Tuesday, April 26, 2016

What I want to say tonight...




Tonight I am feeling overwhelmed.  I am overwhelmed by a corporate media who has been relentlessly campaigning for the idea of the inevitability of a Clinton nomination for about a year now.  I am overwrought from reading seemingly endless reports of votes denied, flipped, stolen or just disregarded.  I am distressed by the corporate media’s blindness to these stories.  Rather than suggest or even look at the possibility that something might be seriously wrong with our democracy, they hold televised vigil waiting for “The Donald” to give his next inarticulate public rambling in front of a microphone.  I am disheartened when only the news stories with attacks on Sanders gain traction while story after story about decades of Clinton corruption are ignored.

Here I sit in my overly large Bernie hoodie, sadly looking at the cat who is looking at the dog.  The dog is curled up in a ball looking sideways at us both, and she looks as dejected as I am tempted to feel.  Yet, what I want to say to everyone I know, and don’t know, who believes in the ideas Bernie stands for is don’t give up.    

1)  When Bernie started to run, we knew this wouldn’t be easy, and he has done better that probably anyone could have guessed a year ago.

2)  A vote for Bernie is more than just a vote for an individual candidate; it is a vote for a vision of what we would like our country to be.  

3)  To me the fundamental difference between Sanders and Clinton supporters with similar policy preferences is their understanding of how change is accomplished.  Clinton supporters seem to see change as more of a top down and incremental process.  Sanders supporters recognize change as the inevitable outcome of movements that start from the bottom and do not give up.  As recent evidence of this, I point to the marriage equality movement and the $12 and $15 minimum wage laws passed across the country.    Historically, I look to FDR and the New Deal.  Yes, there was a devastating financial crisis in the 1930s, but there was also an active left that pushed hard for policies that would benefit ordinary people.  

4)   I wonder if our country has ever really been a democracy.  What will it take for the evidence of democracy's demise to be so overwhelming that it can no longer be ignored by the corporate press?  I wonder if this cycle might bring us close to the tipping point.  This emperor has been hanging out in his birthday suit for a long time now.

5)  I choose hope.  Wealthy interests that like our political system just as it is do not want the majority of people to vote.  They have been going to a great deal of trouble to prevent many of us from doing so, so I will vote.  My vote may not be counted or may be changed electronically, but I will do it with great enthusiasm anyway.  
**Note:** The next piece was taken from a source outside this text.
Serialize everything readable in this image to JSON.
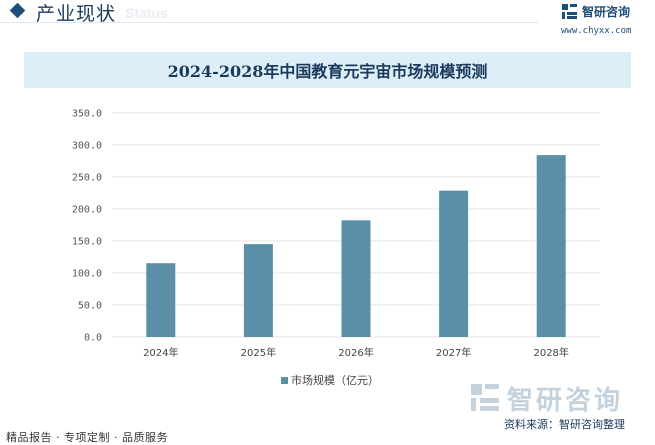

I will vote for a candidate whose ideas and integrity I believe in rather than engaging in another soul destroying bout of voting for the practical or least worst candidate.  I choose hope by continuing to voice my support for a man whose ideas I agree with wholeheartedly, no matter how fiercely all the talking heads and respectable people in the media tell me it is fruitless.  I choose hope by vowing to continue to work for those ideas regardless of the outcome of this one race.

I choose hope because I do love my country and my planet.  They are both in danger, and I want them both to be here for a long time.

To those who say, “Don't you care about stopping the Republican menace?”  or “We need to unite the party,” I say, I’m not interested in uniting behind a party that doesn’t represent me.  If the party can change and discard some of its corporate moorings, I will consider it.  Living in California, I know my vote doesn’t count for much according to the pundits, but my vote matters to me.  I hope it matters to you, too.  Damn the torpedoes.  It is time to vote for someone I actually believe in.